The Adjustment Bureau: Philip K. Dick's Tale of Bureaucracy

Yeah, I know.  The film is very different from Philip K. Dick's 1953 story entitled "The Adjustment Team," but the film keeps the main plot idea of the original:  that events are nudged this way or that to keep the world on course by a cosmic bureaucracy.  Some might say, by God's Bureaucracy.

Like all bureaucracies, it bumbles along and mismanages, and in the film, more enlightened individuals have to subvert the dictates of the bureaucracy in order to accomplish its goals.

The Adjustment Bureau is a romance with some interesting elements of fantasty.  We liked it very much and recommend it.  After we came home, I logged on and read the reviews.  Seems to me, whether people enjoyed or hated this film depended mostly on their worldview.  Those with fixed ideas on the nature of the cosmos seemed to dislike it, even to hate it.  Both evangelical Christian Republicans and atheist materialists tended to trash it.

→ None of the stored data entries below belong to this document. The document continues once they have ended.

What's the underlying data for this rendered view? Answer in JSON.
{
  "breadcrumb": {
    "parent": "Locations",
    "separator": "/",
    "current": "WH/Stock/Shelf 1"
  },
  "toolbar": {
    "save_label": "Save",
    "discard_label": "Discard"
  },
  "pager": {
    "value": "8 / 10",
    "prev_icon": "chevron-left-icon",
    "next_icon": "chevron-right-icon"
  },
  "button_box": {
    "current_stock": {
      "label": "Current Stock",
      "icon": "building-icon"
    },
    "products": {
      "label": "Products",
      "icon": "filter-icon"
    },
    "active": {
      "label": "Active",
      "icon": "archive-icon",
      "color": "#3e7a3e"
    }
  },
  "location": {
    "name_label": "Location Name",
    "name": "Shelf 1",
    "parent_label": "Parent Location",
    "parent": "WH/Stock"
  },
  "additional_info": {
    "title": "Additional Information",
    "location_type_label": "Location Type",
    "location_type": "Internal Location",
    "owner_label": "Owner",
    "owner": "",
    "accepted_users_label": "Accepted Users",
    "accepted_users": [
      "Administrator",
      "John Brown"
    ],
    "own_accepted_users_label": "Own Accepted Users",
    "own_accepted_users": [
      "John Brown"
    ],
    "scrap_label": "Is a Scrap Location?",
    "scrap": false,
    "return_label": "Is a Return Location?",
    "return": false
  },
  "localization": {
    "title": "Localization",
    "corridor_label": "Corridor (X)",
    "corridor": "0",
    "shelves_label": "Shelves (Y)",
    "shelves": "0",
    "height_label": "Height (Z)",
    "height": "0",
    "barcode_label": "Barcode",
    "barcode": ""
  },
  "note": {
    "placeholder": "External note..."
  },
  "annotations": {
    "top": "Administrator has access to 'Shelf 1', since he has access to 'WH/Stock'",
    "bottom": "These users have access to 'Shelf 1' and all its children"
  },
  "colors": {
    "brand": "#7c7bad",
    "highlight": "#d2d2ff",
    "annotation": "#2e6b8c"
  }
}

The links to the original story by Philip K. Dick are provided at the Wikipedia page, at this link.   It was written during the paranoid years of the 1950s, a time which is well described in Emmanuel Carrere's conjuring of the man, I Am Alive and You Are Dead: A Journey into the Mind of Philip K. Dick.  Carrere's epigraph is the Philip K. Dick quote:

"I am sure, as you hear me say this, you do not believe me, or am sure that I do not believe it myself...but please take my word that I am not joking...Often people claim to remember past lives; I claim to remember a different present life.  I know of no one else who has made that claim, but I rather suspect that my experience is not unique; what is perhaps unique is that I am willing to talk about it."

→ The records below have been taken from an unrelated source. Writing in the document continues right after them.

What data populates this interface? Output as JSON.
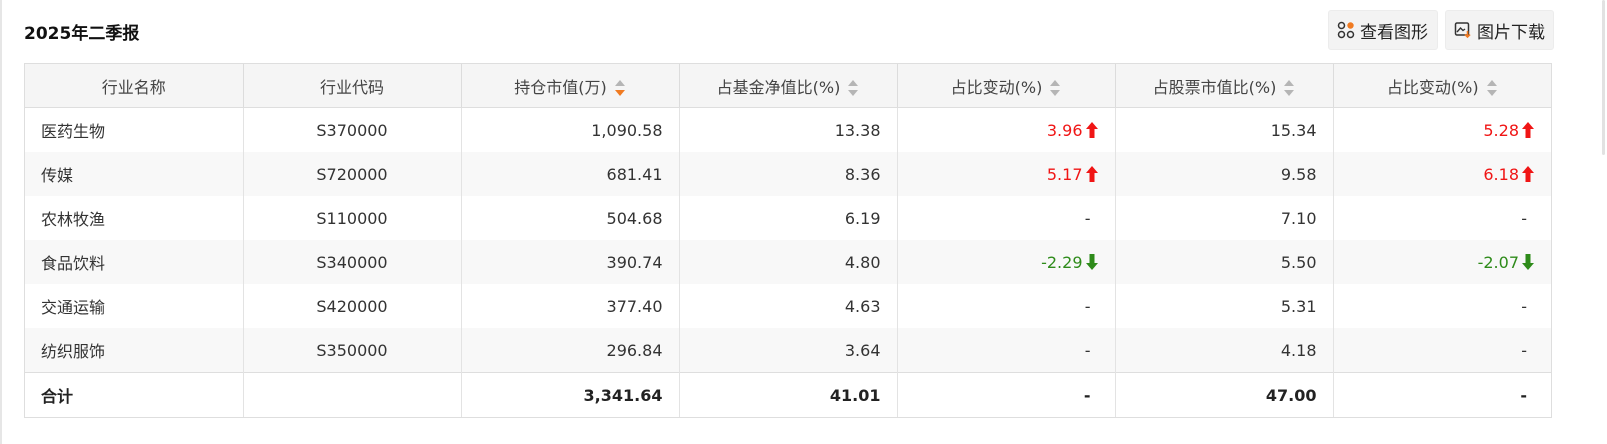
{
  "title": "2025年二季报",
  "buttons": {
    "chart": "查看图形",
    "download": "图片下载"
  },
  "colors": {
    "up": "#f01515",
    "down": "#2e8b1a",
    "sort_active": "#f07b22"
  },
  "table": {
    "headers": [
      "行业名称",
      "行业代码",
      "持仓市值(万)",
      "占基金净值比(%)",
      "占比变动(%)",
      "占股票市值比(%)",
      "占比变动(%)"
    ],
    "active_sort_column": "持仓市值(万)",
    "rows": [
      {
        "name": "医药生物",
        "code": "S370000",
        "value": "1,090.58",
        "nav_pct": "13.38",
        "nav_change": "3.96",
        "nav_dir": "up",
        "stock_pct": "15.34",
        "stock_change": "5.28",
        "stock_dir": "up"
      },
      {
        "name": "传媒",
        "code": "S720000",
        "value": "681.41",
        "nav_pct": "8.36",
        "nav_change": "5.17",
        "nav_dir": "up",
        "stock_pct": "9.58",
        "stock_change": "6.18",
        "stock_dir": "up"
      },
      {
        "name": "农林牧渔",
        "code": "S110000",
        "value": "504.68",
        "nav_pct": "6.19",
        "nav_change": "-",
        "nav_dir": "none",
        "stock_pct": "7.10",
        "stock_change": "-",
        "stock_dir": "none"
      },
      {
        "name": "食品饮料",
        "code": "S340000",
        "value": "390.74",
        "nav_pct": "4.80",
        "nav_change": "-2.29",
        "nav_dir": "down",
        "stock_pct": "5.50",
        "stock_change": "-2.07",
        "stock_dir": "down"
      },
      {
        "name": "交通运输",
        "code": "S420000",
        "value": "377.40",
        "nav_pct": "4.63",
        "nav_change": "-",
        "nav_dir": "none",
        "stock_pct": "5.31",
        "stock_change": "-",
        "stock_dir": "none"
      },
      {
        "name": "纺织服饰",
        "code": "S350000",
        "value": "296.84",
        "nav_pct": "3.64",
        "nav_change": "-",
        "nav_dir": "none",
        "stock_pct": "4.18",
        "stock_change": "-",
        "stock_dir": "none"
      }
    ],
    "total": {
      "label": "合计",
      "code": "",
      "value": "3,341.64",
      "nav_pct": "41.01",
      "nav_change": "-",
      "stock_pct": "47.00",
      "stock_change": "-"
    }
  }
}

In the above quote, Dick seems to believe in Nietzsche's Myth of Eternal Return, or a string of universes slightly ajar of one another as in the old TV series, Sliders - The First and Second Seasons.


The Adjustment Bureau takes a different slant, the perspective that most things are written, like a script the actors work from.  Free will allows the actors to ad lib their lines, as Matt Damon playing the politician does in his speech at the beginning of the movie.  The controlling bureaucracies, both at the material level and at the higher surreal level, object to such nonconformist deviations from the script.

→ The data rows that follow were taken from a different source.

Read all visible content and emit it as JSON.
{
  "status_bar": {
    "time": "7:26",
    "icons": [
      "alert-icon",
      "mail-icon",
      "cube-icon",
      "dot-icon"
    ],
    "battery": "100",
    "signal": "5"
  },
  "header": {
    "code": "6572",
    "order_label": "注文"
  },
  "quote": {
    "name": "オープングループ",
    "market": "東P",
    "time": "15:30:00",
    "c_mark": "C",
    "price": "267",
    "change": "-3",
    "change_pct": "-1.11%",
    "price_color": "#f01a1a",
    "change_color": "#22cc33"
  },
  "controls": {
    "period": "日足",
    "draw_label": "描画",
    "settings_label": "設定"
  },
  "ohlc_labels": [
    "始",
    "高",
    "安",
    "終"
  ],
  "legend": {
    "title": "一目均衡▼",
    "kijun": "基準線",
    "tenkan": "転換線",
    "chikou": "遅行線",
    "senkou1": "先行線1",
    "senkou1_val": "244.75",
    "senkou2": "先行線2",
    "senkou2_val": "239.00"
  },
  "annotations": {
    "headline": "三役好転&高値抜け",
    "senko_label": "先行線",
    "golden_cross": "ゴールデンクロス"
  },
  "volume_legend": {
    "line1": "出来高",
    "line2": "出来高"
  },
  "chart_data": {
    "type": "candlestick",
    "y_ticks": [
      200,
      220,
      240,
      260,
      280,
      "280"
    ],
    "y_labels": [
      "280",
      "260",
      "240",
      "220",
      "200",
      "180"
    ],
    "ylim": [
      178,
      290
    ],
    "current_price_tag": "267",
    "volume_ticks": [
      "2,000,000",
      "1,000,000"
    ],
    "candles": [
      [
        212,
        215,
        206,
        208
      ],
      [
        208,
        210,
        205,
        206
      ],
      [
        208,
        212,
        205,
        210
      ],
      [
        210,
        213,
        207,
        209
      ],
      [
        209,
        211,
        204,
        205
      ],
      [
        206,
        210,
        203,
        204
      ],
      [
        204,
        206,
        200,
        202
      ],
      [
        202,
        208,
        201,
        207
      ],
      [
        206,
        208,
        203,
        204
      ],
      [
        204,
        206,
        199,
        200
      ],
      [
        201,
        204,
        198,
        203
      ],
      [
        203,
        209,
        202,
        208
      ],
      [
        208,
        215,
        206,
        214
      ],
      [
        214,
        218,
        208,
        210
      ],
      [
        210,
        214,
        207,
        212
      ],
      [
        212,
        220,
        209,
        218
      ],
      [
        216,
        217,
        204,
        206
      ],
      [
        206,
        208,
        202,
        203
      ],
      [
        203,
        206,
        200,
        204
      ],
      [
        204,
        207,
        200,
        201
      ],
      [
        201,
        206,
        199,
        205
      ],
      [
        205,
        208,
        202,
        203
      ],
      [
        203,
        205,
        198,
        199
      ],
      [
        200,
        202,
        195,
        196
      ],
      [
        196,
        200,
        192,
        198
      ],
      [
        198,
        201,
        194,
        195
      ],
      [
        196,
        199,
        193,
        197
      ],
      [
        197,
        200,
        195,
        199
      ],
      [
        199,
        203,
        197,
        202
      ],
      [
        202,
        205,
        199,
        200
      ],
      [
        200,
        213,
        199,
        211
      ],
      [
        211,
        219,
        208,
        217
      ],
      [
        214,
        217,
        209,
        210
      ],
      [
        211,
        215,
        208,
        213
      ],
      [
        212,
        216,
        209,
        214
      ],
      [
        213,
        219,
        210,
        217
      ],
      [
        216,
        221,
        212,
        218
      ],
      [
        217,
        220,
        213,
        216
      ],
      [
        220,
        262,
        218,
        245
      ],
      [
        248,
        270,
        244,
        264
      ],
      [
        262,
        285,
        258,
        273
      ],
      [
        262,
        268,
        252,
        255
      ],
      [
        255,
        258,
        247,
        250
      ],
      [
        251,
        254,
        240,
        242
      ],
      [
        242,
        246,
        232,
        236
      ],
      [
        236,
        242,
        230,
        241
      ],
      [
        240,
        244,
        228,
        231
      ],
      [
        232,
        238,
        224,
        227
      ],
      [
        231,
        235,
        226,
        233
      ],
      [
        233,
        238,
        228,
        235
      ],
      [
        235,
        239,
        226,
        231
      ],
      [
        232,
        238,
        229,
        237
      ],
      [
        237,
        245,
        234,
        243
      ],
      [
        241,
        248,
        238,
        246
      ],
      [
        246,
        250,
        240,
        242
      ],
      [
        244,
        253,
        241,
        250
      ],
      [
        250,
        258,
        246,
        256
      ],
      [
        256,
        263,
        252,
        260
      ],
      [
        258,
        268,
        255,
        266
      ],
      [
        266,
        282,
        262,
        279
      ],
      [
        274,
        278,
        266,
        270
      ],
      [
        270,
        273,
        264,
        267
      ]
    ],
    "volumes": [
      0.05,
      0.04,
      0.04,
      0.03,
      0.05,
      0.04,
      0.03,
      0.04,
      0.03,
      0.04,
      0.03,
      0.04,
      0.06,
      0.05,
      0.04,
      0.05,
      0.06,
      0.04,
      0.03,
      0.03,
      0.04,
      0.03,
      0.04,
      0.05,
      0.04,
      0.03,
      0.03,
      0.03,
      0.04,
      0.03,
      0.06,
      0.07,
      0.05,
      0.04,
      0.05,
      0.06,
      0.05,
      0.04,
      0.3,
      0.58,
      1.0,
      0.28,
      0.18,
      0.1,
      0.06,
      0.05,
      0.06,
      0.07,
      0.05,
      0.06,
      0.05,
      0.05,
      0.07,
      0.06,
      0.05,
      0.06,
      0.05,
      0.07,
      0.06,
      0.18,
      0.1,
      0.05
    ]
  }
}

On the way home from the movie, my wife pointed out some deeper aspects of the shots--and there is splendid camera work throughout.

The movie uses its bathroom scene
the surreal way Stanley Kubrick would. The lights and the mirrors are strategically placed.  And some Cormac McCarthy scholar needs to draw a parallel with McCarthy's use of bathrooms, especially as in No Country For Old Men, and perhaps in comparing the jakes in Blood Meridian to the head scene in Full Metal Jacket where the dual identity of Private Pyle (both as kid and as Judge) meets his fate.